A Mark Sadowski post
Here’s Scott Sumner discussing the Japanese economy as an example of the Great Stagnation.
- In the 1st 4 quarters of Abenomics (i.e. 2013), RGDP grew by 2.4%, which we now know was a flat out boom. Inflation rose into positive territory and the unemployment rate fell from 4.3% to 3.7%.
- From the 4th quarter of 2013 to the 2nd quarter of 2015 the Japanese economy grew by a grand total of 0.1%. And the unemployment rate continued to fall, from 3.7% to 3.4%. That’s right, over the past 6 quarters the Japanese economy has been growing at above trend. But that blistering pace can’t go on forever. The unemployment rate is down to 3.4%, and unless I’m mistaken there is a theoretical “zero lower bound” on unemployment that is even more certain than interest rates. The Japanese economy is like a Galapagos tortoise that has just sprinted 20 meters, and needs a long rest.”
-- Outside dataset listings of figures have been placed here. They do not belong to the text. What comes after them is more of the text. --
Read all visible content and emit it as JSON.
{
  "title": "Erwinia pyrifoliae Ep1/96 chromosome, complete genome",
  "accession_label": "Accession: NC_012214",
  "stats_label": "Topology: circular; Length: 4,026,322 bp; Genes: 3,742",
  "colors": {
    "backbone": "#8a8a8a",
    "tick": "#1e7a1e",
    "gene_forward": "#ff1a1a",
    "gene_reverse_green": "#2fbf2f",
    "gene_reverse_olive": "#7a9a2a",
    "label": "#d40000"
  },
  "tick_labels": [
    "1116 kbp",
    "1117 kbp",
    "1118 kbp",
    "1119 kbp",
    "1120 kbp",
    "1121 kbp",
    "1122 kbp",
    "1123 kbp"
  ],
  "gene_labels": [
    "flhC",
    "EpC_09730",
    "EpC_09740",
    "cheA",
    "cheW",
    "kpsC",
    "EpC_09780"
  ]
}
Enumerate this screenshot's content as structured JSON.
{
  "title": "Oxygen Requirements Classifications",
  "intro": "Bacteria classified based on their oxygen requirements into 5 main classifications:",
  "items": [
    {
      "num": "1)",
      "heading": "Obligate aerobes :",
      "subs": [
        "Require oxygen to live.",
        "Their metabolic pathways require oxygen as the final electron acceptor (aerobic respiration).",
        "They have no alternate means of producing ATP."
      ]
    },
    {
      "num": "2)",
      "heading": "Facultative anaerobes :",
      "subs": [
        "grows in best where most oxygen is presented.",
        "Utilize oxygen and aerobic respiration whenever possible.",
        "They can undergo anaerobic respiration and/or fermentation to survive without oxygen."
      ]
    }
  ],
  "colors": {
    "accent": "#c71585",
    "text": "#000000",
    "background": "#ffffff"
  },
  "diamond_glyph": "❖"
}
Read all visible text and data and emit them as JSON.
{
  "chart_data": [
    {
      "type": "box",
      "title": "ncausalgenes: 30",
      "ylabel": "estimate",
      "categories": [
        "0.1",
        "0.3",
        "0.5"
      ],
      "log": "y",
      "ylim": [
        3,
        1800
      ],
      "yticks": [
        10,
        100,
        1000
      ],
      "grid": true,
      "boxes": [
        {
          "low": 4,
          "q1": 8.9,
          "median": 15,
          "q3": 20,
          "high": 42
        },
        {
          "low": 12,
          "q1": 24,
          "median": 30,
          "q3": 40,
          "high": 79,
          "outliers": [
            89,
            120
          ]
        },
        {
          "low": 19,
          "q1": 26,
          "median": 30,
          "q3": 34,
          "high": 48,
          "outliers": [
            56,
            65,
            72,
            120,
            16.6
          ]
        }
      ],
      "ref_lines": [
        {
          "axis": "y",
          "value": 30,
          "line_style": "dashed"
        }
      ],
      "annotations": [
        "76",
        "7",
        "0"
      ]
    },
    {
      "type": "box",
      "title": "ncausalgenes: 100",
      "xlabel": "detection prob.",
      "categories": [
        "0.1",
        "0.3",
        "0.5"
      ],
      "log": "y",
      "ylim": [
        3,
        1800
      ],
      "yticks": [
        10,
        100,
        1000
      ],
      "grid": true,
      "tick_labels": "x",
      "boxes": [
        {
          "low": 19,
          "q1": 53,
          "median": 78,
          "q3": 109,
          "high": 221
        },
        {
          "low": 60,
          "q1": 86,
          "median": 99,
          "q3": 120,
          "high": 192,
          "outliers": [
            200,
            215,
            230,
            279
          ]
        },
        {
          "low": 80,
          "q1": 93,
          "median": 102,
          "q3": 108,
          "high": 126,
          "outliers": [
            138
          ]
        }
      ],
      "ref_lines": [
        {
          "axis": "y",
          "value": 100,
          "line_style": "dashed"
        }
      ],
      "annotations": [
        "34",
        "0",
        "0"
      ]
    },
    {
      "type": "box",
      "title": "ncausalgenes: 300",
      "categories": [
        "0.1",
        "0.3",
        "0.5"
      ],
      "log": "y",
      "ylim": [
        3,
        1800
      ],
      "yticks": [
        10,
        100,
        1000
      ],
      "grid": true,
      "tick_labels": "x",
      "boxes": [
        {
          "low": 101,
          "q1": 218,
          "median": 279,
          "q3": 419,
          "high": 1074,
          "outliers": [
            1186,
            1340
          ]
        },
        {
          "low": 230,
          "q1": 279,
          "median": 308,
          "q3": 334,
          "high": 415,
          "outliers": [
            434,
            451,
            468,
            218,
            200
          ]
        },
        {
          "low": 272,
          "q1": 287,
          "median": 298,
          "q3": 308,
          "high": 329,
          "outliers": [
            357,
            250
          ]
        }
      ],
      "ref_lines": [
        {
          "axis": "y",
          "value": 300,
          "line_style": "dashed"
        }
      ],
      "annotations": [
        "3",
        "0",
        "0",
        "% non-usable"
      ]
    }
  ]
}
Let’s take a look at the ten quarter moving average of RGDP growth in Japan. All data comes from the Japanese Cabinet Office. (Pre-1994 data using 68SNA values has been chained to post-1994 data using 93SNA values.)
It’s true, RGDP growth has only averaged 0.86% in the last ten quarters, which is nothing remarkable, even when compared to the low bar set by the average performance of the Japanese economy since 1993. (Also, keep in mind that virtually all of that real growth took place in the first four quarters of Abenomics.)
However, let’s look at the GDP implicit price deflator.
Hmm, the GDP implicit price deflator has averaged 1.42% in the last ten quarters which is the highest rate since 1993Q2. Of course this might be due to the fact that the consumption tax was raised from 5% to 8% in April 2014, except that the consumption tax was also raised from 3% to 5% in April 1997 and that didn’t lead to a sustained increase in GDP implicit price deflator inflation.
There’s one way to settle this. Let’s look at NGDP growth.
Yep, NGDP growth has averaged 2.27%, which is the highest rate since 1993Q3. That’s clearly not due to the consumption tax increase (that is, unless your model predicts that tax increases will be expansionary).
So it looks like the current round of Japanese QE has led to the greatest sustained increase in NGDP growth and GDP implicit price deflator inflation in 22 years, but it has only had an ephemeral effect on RGDP growth.
Where have I heard something like this before? Here’s Scott Sumner in 2011.
Just to be clear, it is quite possible (likely in my view) that Japan could get another 2% of RGDP by switching to a 3% NGDP target. But it would be a one-time gain, as their labor market got less rigid. Unemployment might fall to 2% or 3%, but trend growth shouldn’t change.
That sounds like an astute prediction to me.